To broaden the horizon of Geography and Resources Management (GRMG) students, the College invited Mr. Alvin Ng, Geopark Officer of the Agriculture, Fisheries and Conservation Department (AFCD) of the HKSAR Government and Mr. Theodore Brown, City Official from Geopark Promotion Office of Itoigawa City, to speak on the importance and sustainable development of the UNESCO Global Geoparks in Hong Kong and Japan.

Mr. Alvin Ng talked about the rich geodiversity in Hong Kong including the diverse rock types and geological structures. In particular, the rhyolitic columnar rock formation of Hong Kong has been recognised as amongst the first 100 IUGS (The International Union of Geological Sciences) Geological Heritage Site since Oct 2022. Mr. Ng has been working with various geopark communities, non-governmental organisations and other stakeholders to promote geo-conservation and geo-education. He also shared the benefits of having the Hong Kong Geopark in terms of conservation, education and sustainable development.

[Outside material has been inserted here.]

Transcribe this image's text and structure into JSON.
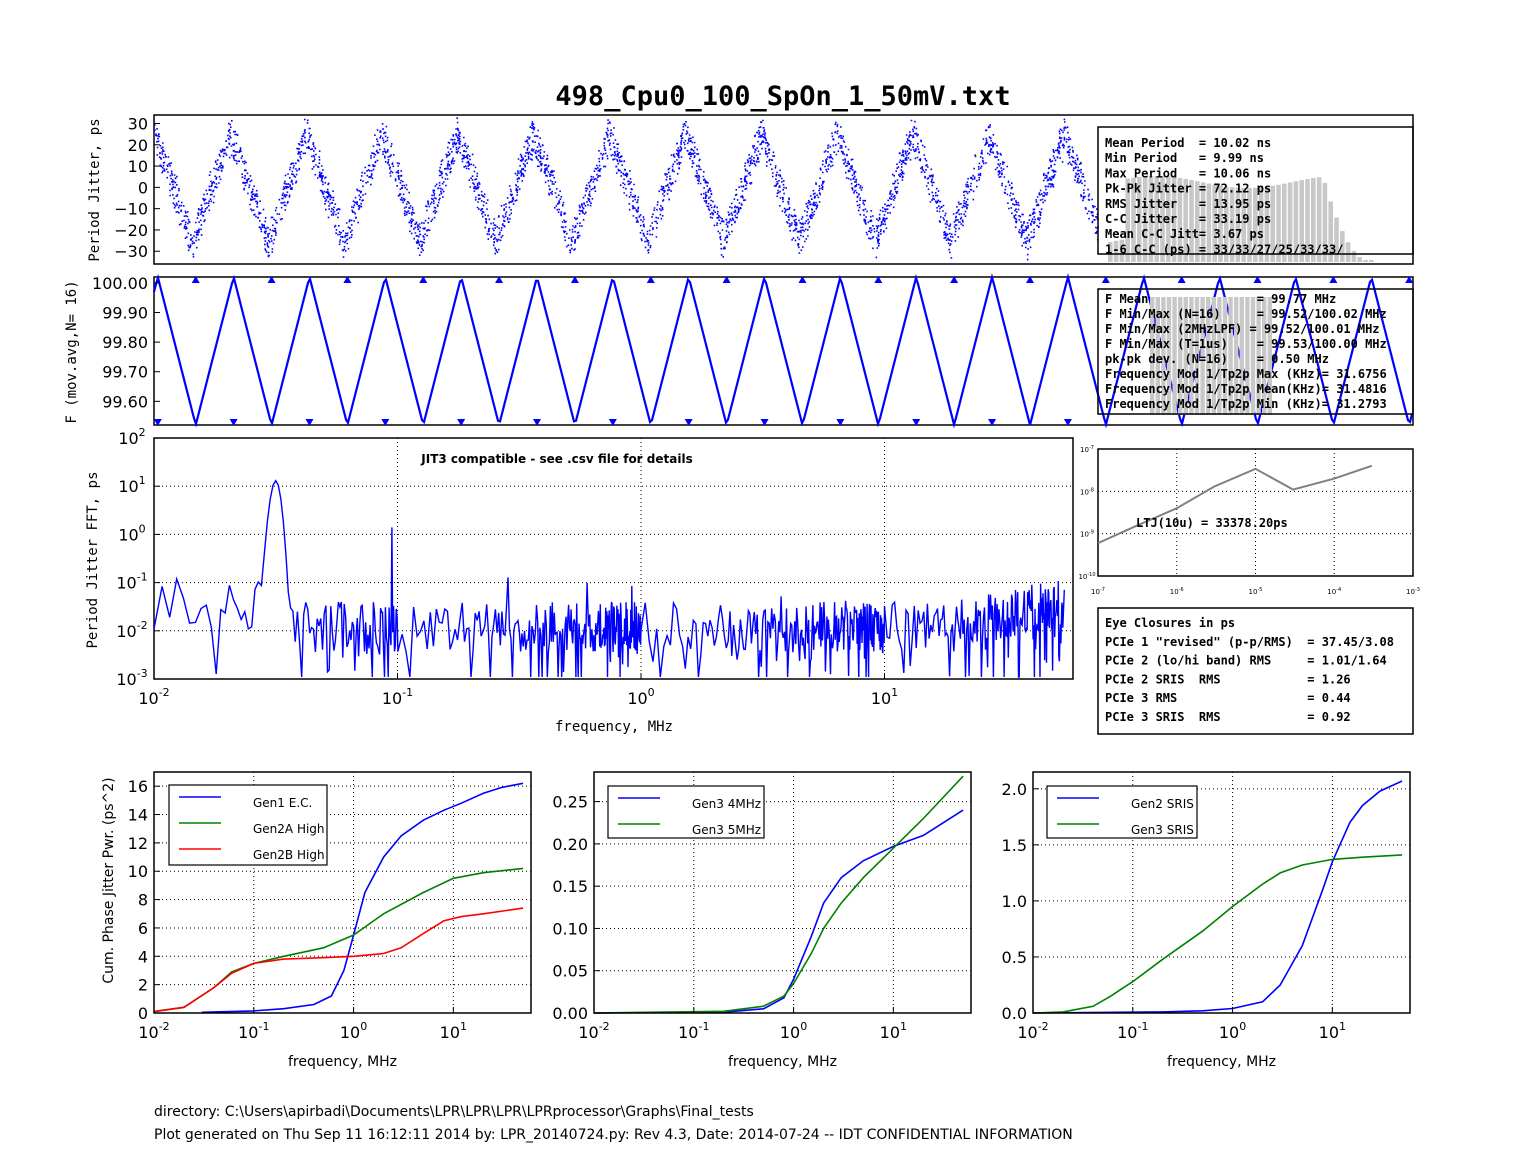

The rhyolitic columnar rock formation of Hong Kong is the most iconic and globally rare geological heritage of international value. (Photo credit: Mr. Alvin Ng, AFCD)
Hong Kong UNESCO Global Geopark has rich ecology and diverse cultural heritage that can greatly enhance the experience of visitors. (Photo credit: Mr. Alvin Ng, AFCD)

Mr. Theodore Brown shared many important geological heritage sites in the Itoigawa UNESCO Global Geopark, for example, the Itoigawa-Shizuoka Tectonic Line which is a massive fault line separating southwest and northeast Japan, and the Kotakigawa Jade Gorge which is rich in serpentinite and minerals. Mr. Brown said that the Itoigawa Geopark gave the local people a sense of pride in their region and further strengthened the community development through the creation of local enterprises, geotourism, new jobs as well as geo-education for students.

At the Fossa Magna Park, visitors can see and feel the boundary between two continental plates along the Itoigawa-Shizuoka Tectonic Line. (Photo credit: Itoigawa Geopark Council)

The two largest jade deposits in Itoigawa are the Kotakigawa and Omigawa Jade Gorges, where massive boulders of jadeite have collected in river beds. (Photo credit: Itoigawa Geopark Council)
Located deep in the mountains near the entrance to the Kotakigawa Jade Gorge, Takanami Pond is a popular place for camping and relaxation. (Photo credit: Itoigawa Geopark Council)

The GRMG students were very impressed with the professional sharing and during the Q&A section, they raised a lot of questions which were not only about geosite attractions and activities in the two geoparks, but also about the initiatives of sustainable development and the sister relationship between Itoigawa and Hong Kong Geopark. They were hoping to visit the Itoigawa Geopark to see the geological, natural and cultural features in the coming future.